Christy (christymtidwell) | 149 comments Oh, those sound great, karen, thanks! I love Frankenstein, so including it in this kind of course would definitely be fun (I honestly don't have any idea why it wasn't on my list of major texts that I was investigating), but even without that, these sound like books I just want to read.


message 12: by Christy (new)

Christy (christymtidwell) | 149 comments You're right - it's usually considered Romantic. I guess that's why it wasn't on my list. It would still be a fun text to teach in this way at some point, though, even if not in a course dedicated to Victorian adaptations specifically.


message 13: by karen, future RA queen (new)

karen (karenbrissette) | 1315 comments Mod
i have another possible match for frankenstein. i have not read it, but the one person i know who has read it really liked it. Lucy. again, it is a book about genetics, which is the modern-day equivalent to galvanization, i suppose. it is a thriller that one review claims to be "totally appropriate for a YA audience." but is about a girl who is half bonobo,through the manipulations of SCIENCE, so it is all about humanity and animality and the conflicts that arise, like tarzan, only with more nature than nurture.


message 14: by Christy (new)

Christy (christymtidwell) | 149 comments Cool - Lucy is actually already on my to-read list.

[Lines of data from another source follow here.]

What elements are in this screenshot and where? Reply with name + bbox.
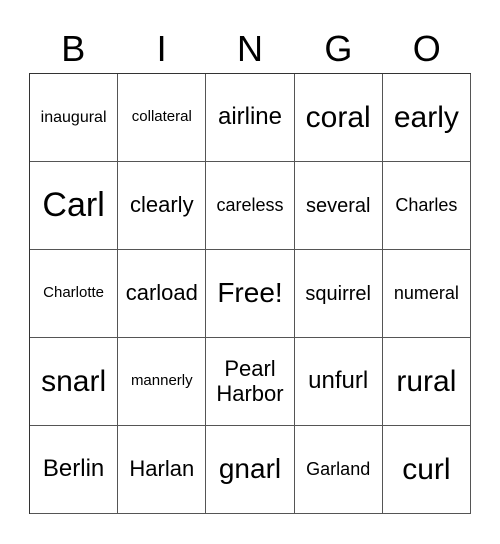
bingo-cell[interactable]: Garland bbox=[294, 426, 383, 514]
bingo-cell[interactable]: gnarl bbox=[206, 426, 295, 514]
bingo-cell[interactable]: Pearl Harbor bbox=[206, 338, 295, 426]
free-space[interactable]: Free! bbox=[206, 250, 295, 338]
cell-word: carload bbox=[125, 280, 198, 306]
cell-word: gnarl bbox=[218, 453, 282, 485]
cell-word: collateral bbox=[131, 108, 192, 126]
bingo-cell[interactable]: Charlotte bbox=[30, 250, 119, 338]
bingo-cell[interactable]: inaugural bbox=[30, 74, 119, 162]
cell-word: Garland bbox=[306, 458, 371, 479]
bingo-cell[interactable]: unfurl bbox=[294, 338, 383, 426]
bingo-cell[interactable]: coral bbox=[294, 74, 383, 162]
bingo-cell[interactable]: squirrel bbox=[294, 250, 383, 338]
cell-word: squirrel bbox=[305, 282, 371, 305]
bingo-grid: inaugural collateral airline coral early… bbox=[29, 73, 471, 514]
bingo-cell[interactable]: Harlan bbox=[118, 426, 207, 514]
cell-word: Berlin bbox=[42, 455, 105, 483]
cell-word: careless bbox=[216, 194, 284, 215]
bingo-cell[interactable]: early bbox=[382, 74, 471, 162]
bingo-cell[interactable]: careless bbox=[206, 162, 295, 250]
cell-word: snarl bbox=[41, 365, 107, 398]
cell-word: Harlan bbox=[129, 456, 195, 482]
cell-word: airline bbox=[217, 103, 282, 131]
cell-word: several bbox=[305, 194, 371, 217]
cell-word: inaugural bbox=[40, 108, 107, 126]
cell-word: coral bbox=[305, 101, 371, 134]
bingo-cell[interactable]: numeral bbox=[382, 250, 471, 338]
cell-word: curl bbox=[402, 453, 451, 486]
bingo-cell[interactable]: airline bbox=[206, 74, 295, 162]
bingo-cell[interactable]: several bbox=[294, 162, 383, 250]
bingo-cell[interactable]: Berlin bbox=[30, 426, 119, 514]
bingo-cell[interactable]: Charles bbox=[382, 162, 471, 250]
bingo-header: B I N G O bbox=[29, 26, 471, 72]
cell-word: early bbox=[393, 101, 459, 134]
header-letter-i: I bbox=[156, 28, 167, 69]
bingo-cell[interactable]: clearly bbox=[118, 162, 207, 250]
cell-word: unfurl bbox=[308, 367, 369, 395]
bingo-cell[interactable]: mannerly bbox=[118, 338, 207, 426]
header-letter-n: N bbox=[236, 28, 263, 69]
cell-word: mannerly bbox=[130, 372, 193, 390]
cell-word: clearly bbox=[130, 192, 194, 218]
bingo-cell[interactable]: collateral bbox=[118, 74, 207, 162]
cell-word: Free! bbox=[217, 277, 283, 309]
header-letter-g: G bbox=[324, 28, 353, 69]
bingo-cell[interactable]: carload bbox=[118, 250, 207, 338]
cell-word: Charlotte bbox=[43, 284, 105, 302]
header-letter-b: B bbox=[61, 28, 86, 69]
cell-word: numeral bbox=[393, 282, 459, 303]
cell-word: Pearl Harbor bbox=[216, 356, 284, 406]
cell-word: rural bbox=[396, 365, 457, 398]
bingo-cell[interactable]: rural bbox=[382, 338, 471, 426]
bingo-cell[interactable]: Carl bbox=[30, 162, 119, 250]
bingo-cell[interactable]: curl bbox=[382, 426, 471, 514]
header-letter-o: O bbox=[412, 28, 441, 69]
bingo-cell[interactable]: snarl bbox=[30, 338, 119, 426]
cell-word: Carl bbox=[42, 185, 105, 224]
cell-word: Charles bbox=[395, 194, 458, 215]
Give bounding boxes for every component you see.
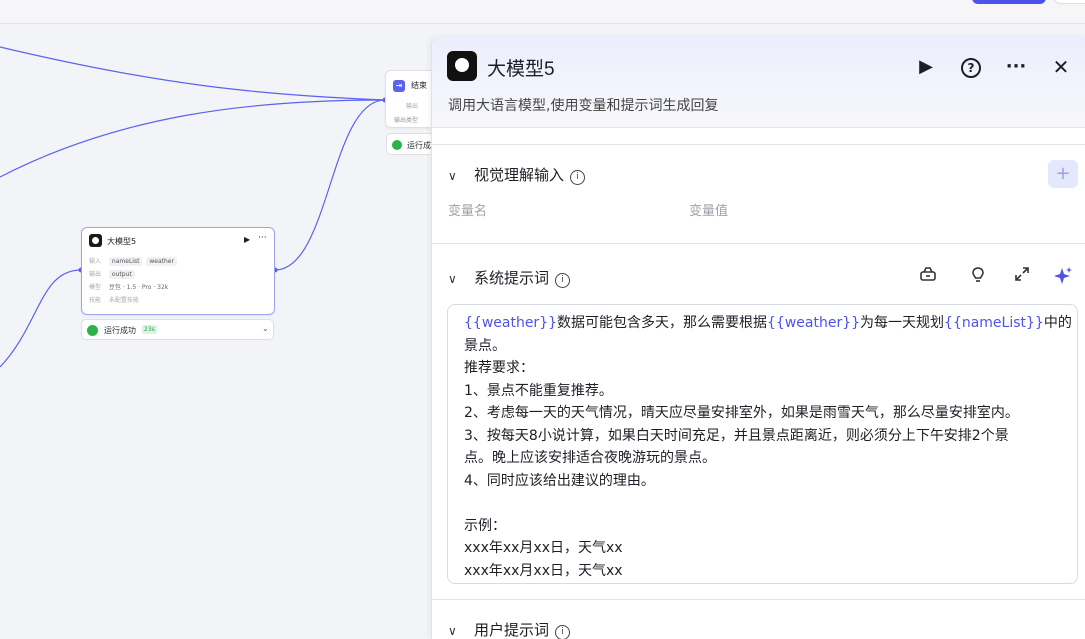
prompt-line: xxx年xx月xx日，天气xx <box>464 540 623 556</box>
more-icon[interactable]: ··· <box>258 233 267 243</box>
divider <box>432 144 1085 145</box>
llm-node-input-row: 输入 nameList weather <box>89 257 179 267</box>
workflow-canvas[interactable]: ⇥ 结束 输出 输出类型 运行成 大模型5 ▶ ··· 输入 nameList … <box>0 25 431 639</box>
prompt-line <box>464 492 1061 515</box>
play-icon[interactable]: ▶ <box>913 54 939 80</box>
prompt-text: 数据可能包含多天，那么需要根据 <box>557 315 768 331</box>
divider <box>432 243 1085 244</box>
system-prompt-title: 系统提示词 <box>474 269 550 287</box>
info-icon[interactable]: i <box>555 625 571 639</box>
variable-name-column: 变量名 <box>448 204 488 219</box>
ai-sparkle-icon[interactable] <box>1052 266 1074 288</box>
success-check-icon <box>87 325 98 336</box>
edge-start-to-end <box>0 46 386 101</box>
prompt-text: 中的 <box>1043 315 1072 331</box>
node-config-panel: 大模型5 ▶ ? ··· ✕ 调用大语言模型,使用变量和提示词生成回复 ∨ 视觉理… <box>431 36 1085 639</box>
llm-node-title: 大模型5 <box>107 237 137 246</box>
chevron-down-icon[interactable]: ∨ <box>448 272 464 286</box>
prompt-line: 推荐要求： <box>464 360 534 376</box>
end-node[interactable]: ⇥ 结束 输出 输出类型 <box>385 70 431 128</box>
chevron-down-icon[interactable]: ∨ <box>448 624 464 638</box>
llm-node-output-row: 输出 output <box>89 270 137 280</box>
output-tag: output <box>108 270 135 279</box>
play-icon[interactable]: ▶ <box>244 235 250 244</box>
prompt-line: 2、考虑每一天的天气情况，晴天应尽量安排室外，如果是雨雪天气，那么尽量安排室内。 <box>464 405 1019 421</box>
llm-node-skill-label: 技能 <box>89 297 102 304</box>
llm-logo-icon <box>447 51 477 81</box>
llm-node-status-text: 运行成功 <box>104 326 136 335</box>
user-prompt-section-header[interactable]: ∨ 用户提示词 i <box>448 619 571 639</box>
end-node-status[interactable]: 运行成 <box>386 133 431 155</box>
llm-node-status[interactable]: 运行成功 23s ⌄ <box>81 319 274 340</box>
edge-into-llm <box>0 269 82 368</box>
end-node-output-label: 输出 <box>406 103 419 110</box>
end-node-title: 结束 <box>411 81 427 90</box>
prompt-library-icon[interactable] <box>917 266 939 288</box>
llm-node-model-label: 模型 <box>89 284 102 291</box>
vision-input-title: 视觉理解输入 <box>474 166 565 184</box>
panel-title[interactable]: 大模型5 <box>487 54 555 81</box>
prompt-line: 3、按每天8小说计算，如果白天时间充足，并且景点距离近，则必须分上下午安排2个景 <box>464 427 1009 444</box>
more-icon[interactable]: ··· <box>1003 54 1029 80</box>
prompt-line: 1、景点不能重复推荐。 <box>464 382 613 399</box>
edge-llm-to-end <box>274 99 386 271</box>
end-node-status-text: 运行成 <box>407 141 431 150</box>
success-check-icon <box>392 140 402 150</box>
lightbulb-icon[interactable] <box>967 266 989 288</box>
prompt-variable: {{weather}} <box>767 315 861 331</box>
top-toolbar <box>0 0 1085 24</box>
run-time-badge: 23s <box>142 325 157 334</box>
variable-value-column: 变量值 <box>689 204 729 219</box>
prompt-line: xxx年xx月xx日，天气xx <box>464 562 623 579</box>
end-node-output-type-label: 输出类型 <box>394 117 419 124</box>
info-icon[interactable]: i <box>555 273 571 288</box>
help-icon[interactable]: ? <box>958 54 984 80</box>
panel-description[interactable]: 调用大语言模型,使用变量和提示词生成回复 <box>448 95 718 115</box>
llm-node-output-label: 输出 <box>89 271 102 278</box>
close-icon[interactable]: ✕ <box>1048 54 1074 80</box>
divider <box>432 599 1085 600</box>
system-prompt-editor[interactable]: {{weather}}数据可能包含多天，那么需要根据{{weather}}为每一… <box>447 304 1078 584</box>
prompt-line: {{weather}}数据可能包含多天，那么需要根据{{weather}}为每一… <box>464 312 1072 335</box>
llm-node-input-label: 输入 <box>89 258 102 265</box>
vision-input-section-header[interactable]: ∨ 视觉理解输入 i <box>448 164 586 185</box>
llm-node[interactable]: 大模型5 ▶ ··· 输入 nameList weather 输出 output… <box>81 227 275 315</box>
toolbar-extra-button[interactable] <box>1054 0 1085 4</box>
input-tag: nameList <box>108 257 143 266</box>
prompt-variable: {{nameList}} <box>944 315 1044 331</box>
prompt-variable: {{weather}} <box>464 315 558 331</box>
llm-node-model-row: 模型 豆包 · 1.5 · Pro · 32k <box>89 283 168 293</box>
test-run-button[interactable] <box>972 0 1046 4</box>
chevron-down-icon[interactable]: ⌄ <box>262 324 269 333</box>
user-prompt-title: 用户提示词 <box>474 621 550 639</box>
input-tag: weather <box>146 257 177 266</box>
system-prompt-section-header[interactable]: ∨ 系统提示词 i <box>448 267 571 288</box>
llm-node-model: 豆包 · 1.5 · Pro · 32k <box>108 284 169 291</box>
prompt-text: 为每一天规划 <box>860 315 945 331</box>
prompt-line: 4、同时应该给出建议的理由。 <box>464 472 655 489</box>
llm-node-icon <box>89 234 102 247</box>
add-variable-button[interactable]: + <box>1048 160 1078 188</box>
info-icon[interactable]: i <box>570 170 586 185</box>
end-node-icon: ⇥ <box>393 80 405 92</box>
llm-node-skill: 未配置技能 <box>108 297 139 304</box>
prompt-line: 景点。 <box>464 337 506 354</box>
prompt-line: 点。晚上应该安排适合夜晚游玩的景点。 <box>464 450 716 466</box>
expand-icon[interactable] <box>1011 266 1033 288</box>
panel-header: 大模型5 ▶ ? ··· ✕ 调用大语言模型,使用变量和提示词生成回复 <box>432 36 1085 128</box>
edge-branch-to-end <box>0 99 386 178</box>
prompt-line: 示例： <box>464 517 506 534</box>
llm-node-skill-row: 技能 未配置技能 <box>89 296 139 306</box>
chevron-down-icon[interactable]: ∨ <box>448 169 464 183</box>
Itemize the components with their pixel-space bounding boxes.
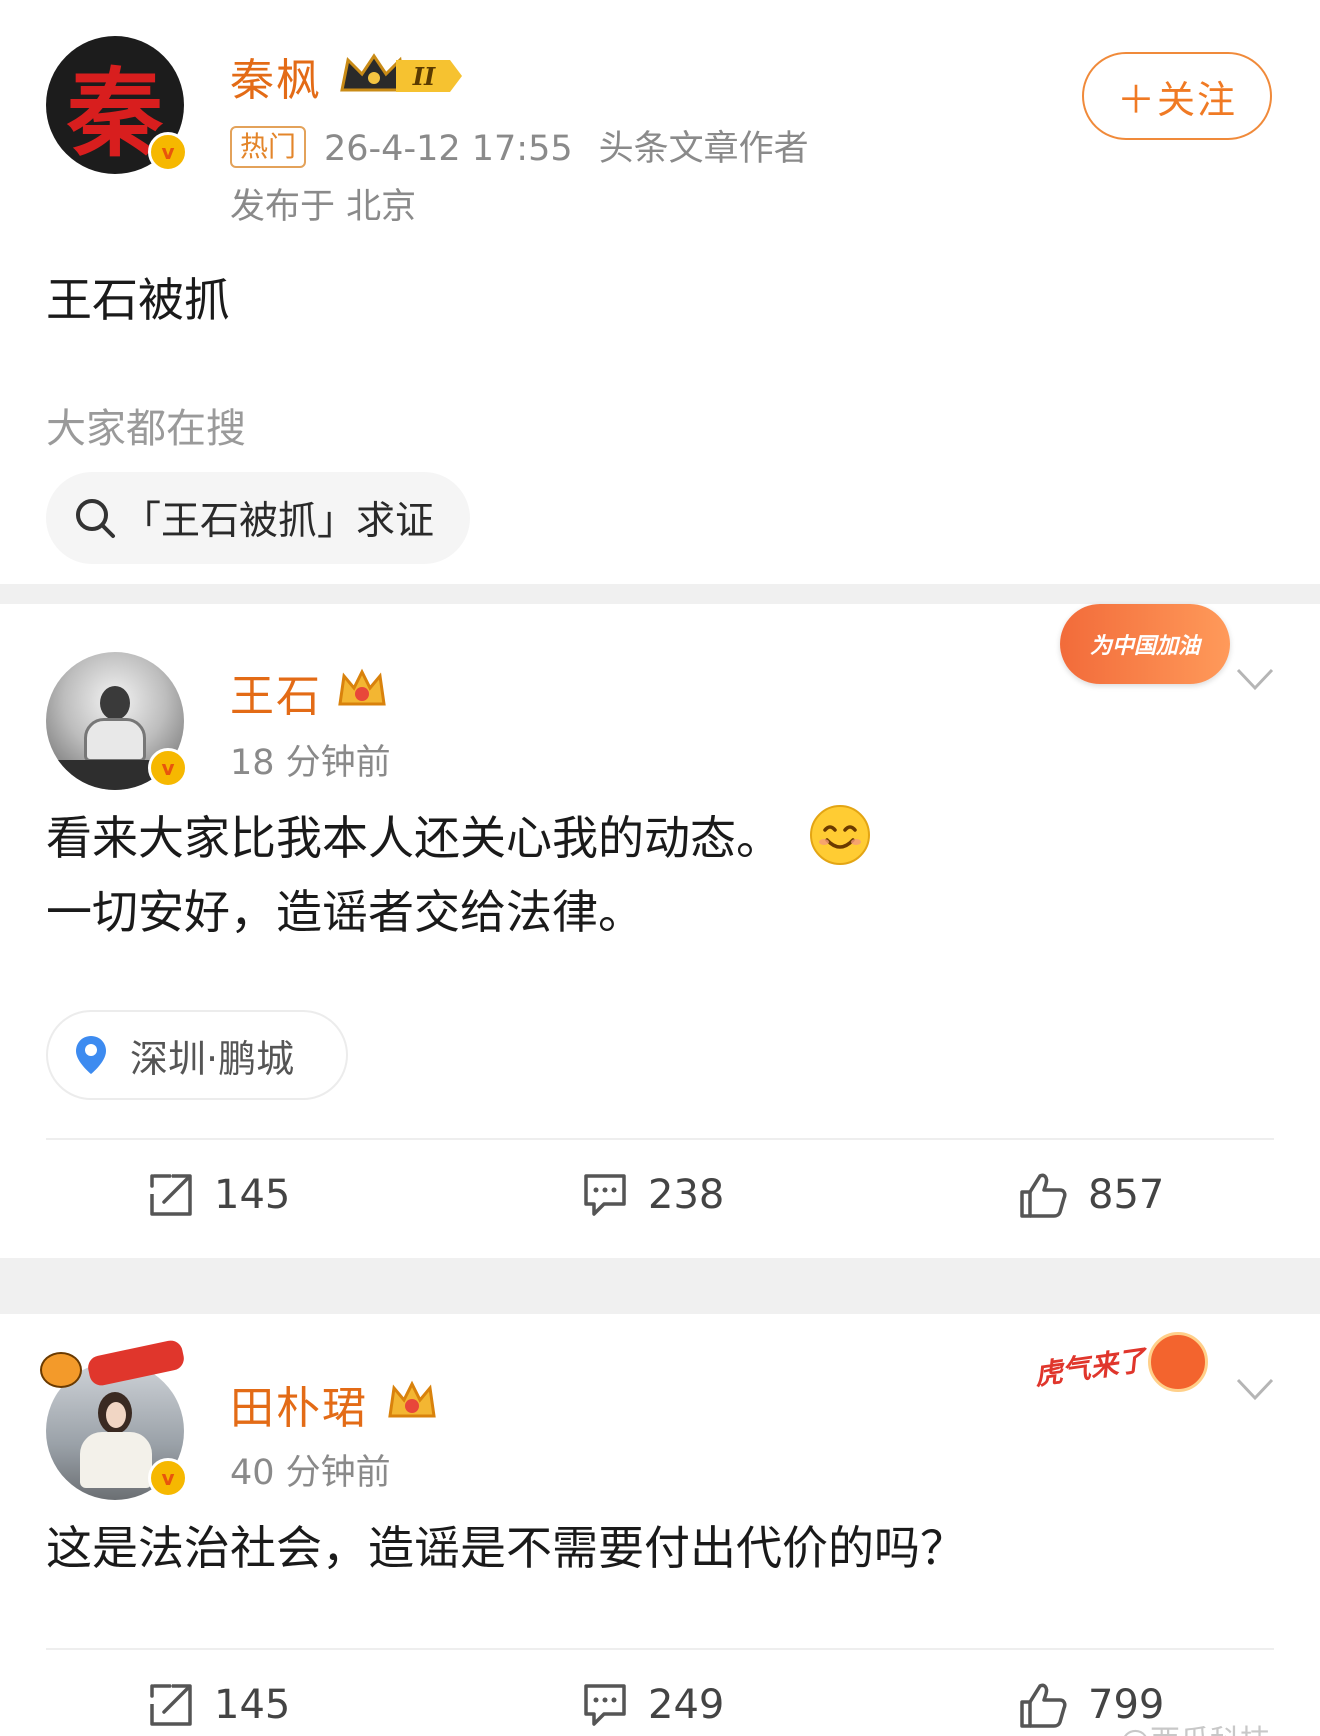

I hadn't thought of it as comparable to Frankenstein, though, so that's another good reason to pick it up.


message 15: by Mariel (new)

Mariel (fuchsiagroan) The Diamond Age: Or, a Young Lady's Illustrated Primer This is a cyber update of Charles Dickens's Old Curiosity Shop.


message 16: by Deb (new)

Deb (debs913) For Sherlock Holmes--The Beekeeper's Apprentice and the rest of the Mary Russell series looks at Holmes from a new perspective--with a wife and later a family.


message 17: by karen, future RA queen (new)

karen (karenbrissette) | 1315 comments Mod
did any of these help you make your class list?


Sam~~ we cannot see the moon, and yet the waves still rise~~ | 110 comments Since no one's mentioned anything about an adaptation of Alice in Wonderland: The Looking Glass Wars.